Nebula-in-a-Box actually works now.
The latest problems were in ssl certificates, vault, consul, DNS, internal addressing, tuning consul to run as basically a single master instance (not designed for that).
The Nebula-in-a-Box orion instance comes up now with consul fully functioning as service discovery and DNS. It registers and interacts with the local vault.
The last issue was from earlier scripts registering and enabling vault on the agents. I did not want to craft a special agent AMI for this, I wanted Nebula-in-a-Box to just use the off-the-rack AMIs we deploy as agents for Jenkins in the distributed architecture. The difference is that the original scripts register and set the instance to communicate with the clustered vault+consul cname. The overrides needed to register the instance with vault on the controller itself, using consul service discovery to have the SSL certs for vault line up with the naming, then drop the appropriate files into place to continue using vault. And I needed a way to override the recursors directly in /etc/sysconfig/consul, rather than be forced to take them from DHCP.
The first pass for /etc/sysconfig/consul had an ansible template that pulls the name servers out of the DHCP AWS metadata and dropped them in. The override allows setting “orion_recursors:” as one or more IP addresses. The initial standalone role instantiates the orion_recursors.yml file, creating it using a template. That file is dropped into /etc/orion and once that happens the path for supplying recursors changes.

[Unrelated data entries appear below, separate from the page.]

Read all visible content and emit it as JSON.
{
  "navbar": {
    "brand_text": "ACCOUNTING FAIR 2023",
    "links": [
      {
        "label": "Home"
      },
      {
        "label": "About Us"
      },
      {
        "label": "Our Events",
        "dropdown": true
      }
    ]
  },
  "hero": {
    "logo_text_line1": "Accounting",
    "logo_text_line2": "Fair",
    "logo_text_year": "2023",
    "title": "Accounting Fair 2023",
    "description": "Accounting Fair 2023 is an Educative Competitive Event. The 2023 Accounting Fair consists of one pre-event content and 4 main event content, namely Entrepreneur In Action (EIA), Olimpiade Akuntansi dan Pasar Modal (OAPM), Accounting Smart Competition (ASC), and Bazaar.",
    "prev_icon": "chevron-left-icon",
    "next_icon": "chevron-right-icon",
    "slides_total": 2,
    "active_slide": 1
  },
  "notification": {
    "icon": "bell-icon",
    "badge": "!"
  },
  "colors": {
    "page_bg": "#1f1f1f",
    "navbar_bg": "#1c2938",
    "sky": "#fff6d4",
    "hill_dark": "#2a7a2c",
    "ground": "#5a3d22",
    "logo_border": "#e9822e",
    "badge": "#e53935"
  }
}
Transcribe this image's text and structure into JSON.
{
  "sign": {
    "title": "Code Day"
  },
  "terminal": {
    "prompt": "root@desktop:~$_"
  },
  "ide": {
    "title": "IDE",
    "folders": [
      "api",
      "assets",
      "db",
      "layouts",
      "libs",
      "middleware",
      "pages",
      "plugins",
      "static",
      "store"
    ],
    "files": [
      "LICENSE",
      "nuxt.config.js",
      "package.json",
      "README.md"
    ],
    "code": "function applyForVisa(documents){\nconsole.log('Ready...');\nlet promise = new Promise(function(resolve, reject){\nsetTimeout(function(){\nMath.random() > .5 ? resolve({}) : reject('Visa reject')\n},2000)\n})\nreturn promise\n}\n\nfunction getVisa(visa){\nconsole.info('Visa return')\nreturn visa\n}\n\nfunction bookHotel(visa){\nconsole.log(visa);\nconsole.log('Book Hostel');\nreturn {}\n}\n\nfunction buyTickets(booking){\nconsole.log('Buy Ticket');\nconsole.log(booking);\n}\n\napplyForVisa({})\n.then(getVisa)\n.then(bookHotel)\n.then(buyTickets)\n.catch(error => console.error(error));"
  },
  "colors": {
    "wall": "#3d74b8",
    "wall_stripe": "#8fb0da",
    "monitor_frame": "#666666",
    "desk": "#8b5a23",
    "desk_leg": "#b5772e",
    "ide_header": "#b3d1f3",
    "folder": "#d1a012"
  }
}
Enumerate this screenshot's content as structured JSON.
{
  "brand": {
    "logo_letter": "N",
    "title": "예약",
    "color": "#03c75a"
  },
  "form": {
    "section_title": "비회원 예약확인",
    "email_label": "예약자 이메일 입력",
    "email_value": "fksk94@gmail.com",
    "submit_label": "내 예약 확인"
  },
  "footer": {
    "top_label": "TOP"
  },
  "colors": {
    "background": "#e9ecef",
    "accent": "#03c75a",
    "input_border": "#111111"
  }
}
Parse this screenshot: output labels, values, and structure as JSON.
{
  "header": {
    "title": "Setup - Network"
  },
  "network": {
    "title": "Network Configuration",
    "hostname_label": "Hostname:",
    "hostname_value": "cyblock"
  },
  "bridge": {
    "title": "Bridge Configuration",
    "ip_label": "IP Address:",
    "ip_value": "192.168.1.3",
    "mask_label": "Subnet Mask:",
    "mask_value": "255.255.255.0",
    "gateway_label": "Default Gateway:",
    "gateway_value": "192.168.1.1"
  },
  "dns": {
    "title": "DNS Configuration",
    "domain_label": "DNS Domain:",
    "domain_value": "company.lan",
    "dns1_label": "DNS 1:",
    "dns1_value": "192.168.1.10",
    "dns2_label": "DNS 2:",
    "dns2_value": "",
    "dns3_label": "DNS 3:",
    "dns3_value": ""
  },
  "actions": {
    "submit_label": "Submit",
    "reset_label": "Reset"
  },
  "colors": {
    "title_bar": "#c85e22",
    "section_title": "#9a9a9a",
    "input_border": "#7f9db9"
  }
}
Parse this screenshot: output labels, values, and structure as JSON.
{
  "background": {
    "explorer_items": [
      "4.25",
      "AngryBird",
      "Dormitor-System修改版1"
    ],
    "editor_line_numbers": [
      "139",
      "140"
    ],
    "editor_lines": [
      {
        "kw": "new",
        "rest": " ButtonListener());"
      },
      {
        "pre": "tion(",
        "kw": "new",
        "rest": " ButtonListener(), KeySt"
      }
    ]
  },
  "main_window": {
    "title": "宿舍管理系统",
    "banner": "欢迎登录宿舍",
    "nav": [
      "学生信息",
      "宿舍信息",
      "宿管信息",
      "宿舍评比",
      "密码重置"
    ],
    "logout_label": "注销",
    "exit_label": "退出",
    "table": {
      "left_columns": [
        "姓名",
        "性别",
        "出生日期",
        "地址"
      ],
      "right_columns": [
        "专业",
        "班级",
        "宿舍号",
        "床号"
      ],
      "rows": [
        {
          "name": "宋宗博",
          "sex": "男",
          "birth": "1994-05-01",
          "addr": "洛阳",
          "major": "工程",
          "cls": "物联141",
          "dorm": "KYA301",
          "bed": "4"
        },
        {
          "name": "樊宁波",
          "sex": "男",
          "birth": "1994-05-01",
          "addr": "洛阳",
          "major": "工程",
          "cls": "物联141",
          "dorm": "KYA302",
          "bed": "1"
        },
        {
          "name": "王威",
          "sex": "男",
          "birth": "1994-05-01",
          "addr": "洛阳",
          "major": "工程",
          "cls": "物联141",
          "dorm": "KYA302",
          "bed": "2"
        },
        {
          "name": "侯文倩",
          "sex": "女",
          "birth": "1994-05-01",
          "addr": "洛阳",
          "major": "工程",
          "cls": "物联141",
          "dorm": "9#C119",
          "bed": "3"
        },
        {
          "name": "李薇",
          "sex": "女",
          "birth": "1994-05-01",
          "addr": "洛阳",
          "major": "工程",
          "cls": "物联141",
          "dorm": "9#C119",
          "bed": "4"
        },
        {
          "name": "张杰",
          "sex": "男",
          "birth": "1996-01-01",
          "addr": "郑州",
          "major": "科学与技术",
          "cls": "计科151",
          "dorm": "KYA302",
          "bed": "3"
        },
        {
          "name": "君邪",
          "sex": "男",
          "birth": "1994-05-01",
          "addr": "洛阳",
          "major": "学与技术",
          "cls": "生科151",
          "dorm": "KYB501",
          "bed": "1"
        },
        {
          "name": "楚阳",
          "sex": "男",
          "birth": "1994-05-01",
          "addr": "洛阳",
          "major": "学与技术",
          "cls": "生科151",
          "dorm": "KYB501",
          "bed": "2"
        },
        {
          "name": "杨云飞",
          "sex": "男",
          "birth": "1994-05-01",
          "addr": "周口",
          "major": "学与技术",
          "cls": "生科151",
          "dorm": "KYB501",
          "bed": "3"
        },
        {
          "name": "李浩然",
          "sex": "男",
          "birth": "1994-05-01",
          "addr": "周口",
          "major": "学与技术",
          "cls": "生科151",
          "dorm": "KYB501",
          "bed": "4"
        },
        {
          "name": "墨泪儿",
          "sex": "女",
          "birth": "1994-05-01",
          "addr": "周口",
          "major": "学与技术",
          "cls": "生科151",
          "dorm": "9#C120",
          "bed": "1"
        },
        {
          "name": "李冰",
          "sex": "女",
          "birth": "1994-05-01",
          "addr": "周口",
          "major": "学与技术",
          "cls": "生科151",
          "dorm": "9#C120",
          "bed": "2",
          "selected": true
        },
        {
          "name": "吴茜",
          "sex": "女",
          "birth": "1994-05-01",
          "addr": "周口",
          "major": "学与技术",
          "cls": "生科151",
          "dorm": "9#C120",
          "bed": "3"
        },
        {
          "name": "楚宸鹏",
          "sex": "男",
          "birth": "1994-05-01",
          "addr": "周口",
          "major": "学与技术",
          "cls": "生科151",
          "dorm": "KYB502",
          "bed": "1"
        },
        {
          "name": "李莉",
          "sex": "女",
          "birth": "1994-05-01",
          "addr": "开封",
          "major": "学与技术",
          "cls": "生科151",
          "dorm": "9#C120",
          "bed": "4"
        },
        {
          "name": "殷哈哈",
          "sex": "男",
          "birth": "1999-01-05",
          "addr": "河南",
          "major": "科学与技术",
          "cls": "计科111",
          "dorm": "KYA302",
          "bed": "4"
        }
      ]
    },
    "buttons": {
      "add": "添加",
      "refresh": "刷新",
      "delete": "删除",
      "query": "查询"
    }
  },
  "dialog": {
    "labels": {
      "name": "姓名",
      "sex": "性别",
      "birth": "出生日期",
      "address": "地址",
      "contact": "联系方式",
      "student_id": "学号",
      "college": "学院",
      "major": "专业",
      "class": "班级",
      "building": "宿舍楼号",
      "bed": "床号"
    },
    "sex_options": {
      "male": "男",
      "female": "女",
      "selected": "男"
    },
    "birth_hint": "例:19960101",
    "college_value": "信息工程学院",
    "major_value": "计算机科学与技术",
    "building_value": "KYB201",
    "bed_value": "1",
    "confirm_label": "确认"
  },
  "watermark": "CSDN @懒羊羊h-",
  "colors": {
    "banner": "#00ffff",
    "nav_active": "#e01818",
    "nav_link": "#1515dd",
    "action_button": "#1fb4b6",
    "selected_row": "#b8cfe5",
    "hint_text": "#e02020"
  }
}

With that file, the orion_recursors values are populated in for both the agent and controller /etc/sysconfig/consul files, and the original plays that harvested the name servers from DHCP are still present but don’t run.
The Nebula-in-a-Box finally built the example-cicd-directory job (our base sample job) and then proceeded to build itself (building the Nebula-in-a-Box pipeline) flawlessly.
I still need to upgrade consul and vault, and build a docker and virtual box images for devs to play with, then create a testing framework and get test coverage in place so this thing is supportable. And strip out the company specific and AWS specific stuff, make it more modular and configurable for various environment rather than just Oath’s. And open source it. Which we have final approval for.
— doug